Jörg Jaksche war mit großen Hoffnungen nach Frankreich angereist: „Wir wollen das Rennen hier gewinnen“, sagte er vor dem Start der Tour. Eine Woche lang sah es ganz danach aus, als würden Jaksches Hoffnungen erfüllt. Sein Team Once wurde im Mannschaftszeitfahren von US Postal nur knapp geschlagen, und sein Kapitän Joseba Beloki forderte in den Alpen Lance Armstrong wie nie zuvor.

Doch dann kam der 14. Juli. Jaksche fuhr mutig und voller Elan davon und trug – rein rechnerisch – zwischenzeitlich sogar das Gelbe Trikot. Doch dann stürzte sein Kapitän Beloki so schwer, dass er vor Schmerzen schrie. Die Hüfte und der Arm brachen, vor allem aber zerbarsten alle Hoffnungen der Mannschaft. Auch die von Jaksche, der wie versteinert bei seinem verletzten Chef stehen blieb, während die Uhr lief. Viereinhalb Minuten verlor er an diesem Tag, die Treue zu seinem Kapitän brachte viele Schlagzeilen. Seit dem Ausscheiden Belokis ist es ruhig um das Team Once geworden, das jetzt von Jaksche angeführt wird. Trotz seines Zeitverlustes liegt er auf Platz 16 und ist nach Jan Ullrich bester Deutscher.

Jaksche hat sich von seinem Schock erholt und zeigt, dass er in einem seltenen Maß Kletter- und Zeitfahrqualitäten verbindet.
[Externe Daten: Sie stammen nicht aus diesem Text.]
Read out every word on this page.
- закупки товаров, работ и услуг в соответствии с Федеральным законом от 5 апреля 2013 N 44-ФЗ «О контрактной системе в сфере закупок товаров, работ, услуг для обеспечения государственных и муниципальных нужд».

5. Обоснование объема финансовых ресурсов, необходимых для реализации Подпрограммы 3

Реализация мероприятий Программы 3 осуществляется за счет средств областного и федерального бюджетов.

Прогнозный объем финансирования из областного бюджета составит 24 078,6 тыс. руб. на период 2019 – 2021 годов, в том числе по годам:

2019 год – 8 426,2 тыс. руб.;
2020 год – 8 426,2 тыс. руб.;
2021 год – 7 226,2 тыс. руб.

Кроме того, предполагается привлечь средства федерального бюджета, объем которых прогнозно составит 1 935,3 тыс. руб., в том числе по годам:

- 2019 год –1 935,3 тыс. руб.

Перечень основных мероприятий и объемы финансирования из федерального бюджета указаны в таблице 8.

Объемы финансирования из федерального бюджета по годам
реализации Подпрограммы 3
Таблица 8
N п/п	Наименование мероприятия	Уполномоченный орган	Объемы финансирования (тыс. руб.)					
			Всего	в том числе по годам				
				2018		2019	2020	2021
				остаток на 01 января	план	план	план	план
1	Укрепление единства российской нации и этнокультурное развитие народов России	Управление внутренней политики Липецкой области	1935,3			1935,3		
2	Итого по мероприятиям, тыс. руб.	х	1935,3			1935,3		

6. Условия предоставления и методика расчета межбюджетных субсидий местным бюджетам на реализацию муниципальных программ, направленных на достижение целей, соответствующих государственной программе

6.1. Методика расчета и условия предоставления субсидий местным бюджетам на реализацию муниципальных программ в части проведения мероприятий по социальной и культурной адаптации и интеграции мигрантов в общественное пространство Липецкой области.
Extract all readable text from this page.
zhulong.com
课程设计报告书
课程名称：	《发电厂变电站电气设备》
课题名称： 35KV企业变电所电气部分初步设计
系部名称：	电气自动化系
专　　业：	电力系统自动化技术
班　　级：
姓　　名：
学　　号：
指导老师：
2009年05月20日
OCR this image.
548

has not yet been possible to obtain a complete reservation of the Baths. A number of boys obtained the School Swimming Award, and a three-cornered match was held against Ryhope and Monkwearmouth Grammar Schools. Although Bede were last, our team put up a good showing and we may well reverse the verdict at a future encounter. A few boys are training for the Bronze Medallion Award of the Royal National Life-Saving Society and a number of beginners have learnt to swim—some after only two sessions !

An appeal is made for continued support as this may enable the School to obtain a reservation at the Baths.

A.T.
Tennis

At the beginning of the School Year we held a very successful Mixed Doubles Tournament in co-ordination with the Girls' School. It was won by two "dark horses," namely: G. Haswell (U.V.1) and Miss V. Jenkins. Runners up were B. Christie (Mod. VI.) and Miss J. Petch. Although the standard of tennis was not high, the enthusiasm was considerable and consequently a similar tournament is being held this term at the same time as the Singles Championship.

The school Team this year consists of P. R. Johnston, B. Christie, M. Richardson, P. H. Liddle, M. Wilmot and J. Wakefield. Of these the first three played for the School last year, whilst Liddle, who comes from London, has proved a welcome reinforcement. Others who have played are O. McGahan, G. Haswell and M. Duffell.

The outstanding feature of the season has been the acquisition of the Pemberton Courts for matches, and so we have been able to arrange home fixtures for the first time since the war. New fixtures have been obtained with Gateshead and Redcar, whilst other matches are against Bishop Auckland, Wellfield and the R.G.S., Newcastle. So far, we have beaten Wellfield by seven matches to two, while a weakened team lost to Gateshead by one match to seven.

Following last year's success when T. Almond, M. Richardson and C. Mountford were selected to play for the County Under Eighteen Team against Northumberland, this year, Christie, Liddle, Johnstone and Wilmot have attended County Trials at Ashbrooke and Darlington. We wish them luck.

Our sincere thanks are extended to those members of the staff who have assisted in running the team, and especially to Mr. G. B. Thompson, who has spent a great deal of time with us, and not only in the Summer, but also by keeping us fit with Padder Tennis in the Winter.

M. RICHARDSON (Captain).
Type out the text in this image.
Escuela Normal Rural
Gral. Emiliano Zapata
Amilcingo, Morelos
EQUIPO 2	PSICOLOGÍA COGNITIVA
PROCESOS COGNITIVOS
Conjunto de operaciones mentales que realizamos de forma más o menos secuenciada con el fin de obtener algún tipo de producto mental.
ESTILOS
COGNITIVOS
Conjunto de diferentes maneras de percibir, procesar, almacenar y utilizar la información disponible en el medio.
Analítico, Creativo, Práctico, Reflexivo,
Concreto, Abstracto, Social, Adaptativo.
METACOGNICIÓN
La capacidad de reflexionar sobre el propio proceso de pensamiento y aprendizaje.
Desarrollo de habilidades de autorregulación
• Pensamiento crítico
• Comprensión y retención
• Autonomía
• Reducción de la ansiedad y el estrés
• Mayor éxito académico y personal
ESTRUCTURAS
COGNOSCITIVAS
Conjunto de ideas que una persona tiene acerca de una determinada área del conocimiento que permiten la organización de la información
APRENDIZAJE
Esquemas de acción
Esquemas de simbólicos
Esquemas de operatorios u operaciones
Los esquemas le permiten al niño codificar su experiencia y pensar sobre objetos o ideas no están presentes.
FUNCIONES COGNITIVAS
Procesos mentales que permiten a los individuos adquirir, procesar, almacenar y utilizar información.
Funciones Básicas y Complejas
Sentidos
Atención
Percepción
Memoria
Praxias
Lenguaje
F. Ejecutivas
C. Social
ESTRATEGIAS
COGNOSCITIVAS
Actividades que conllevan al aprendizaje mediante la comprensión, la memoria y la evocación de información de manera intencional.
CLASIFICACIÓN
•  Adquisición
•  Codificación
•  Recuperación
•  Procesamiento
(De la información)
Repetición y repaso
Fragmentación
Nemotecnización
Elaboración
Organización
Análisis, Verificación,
Das hatte er schon 1998 als 21-jähriger Neuprofi bewiesen, als er überraschend auf den 18. Platz kam. Es folgten gut bezahlte Jobs bei Telekom und dann bei Once, zwei der besten Adressen im Radsport. Allerdings stand er dort jeweils in der zweiten Reihe hinter Fahrern mit Ambitionen auf den Sieg. Seit dem 14. Juli hat sich das geändert. Sicherlich wäre Jaksche lieber auf eine andere Art Kapitän geworden.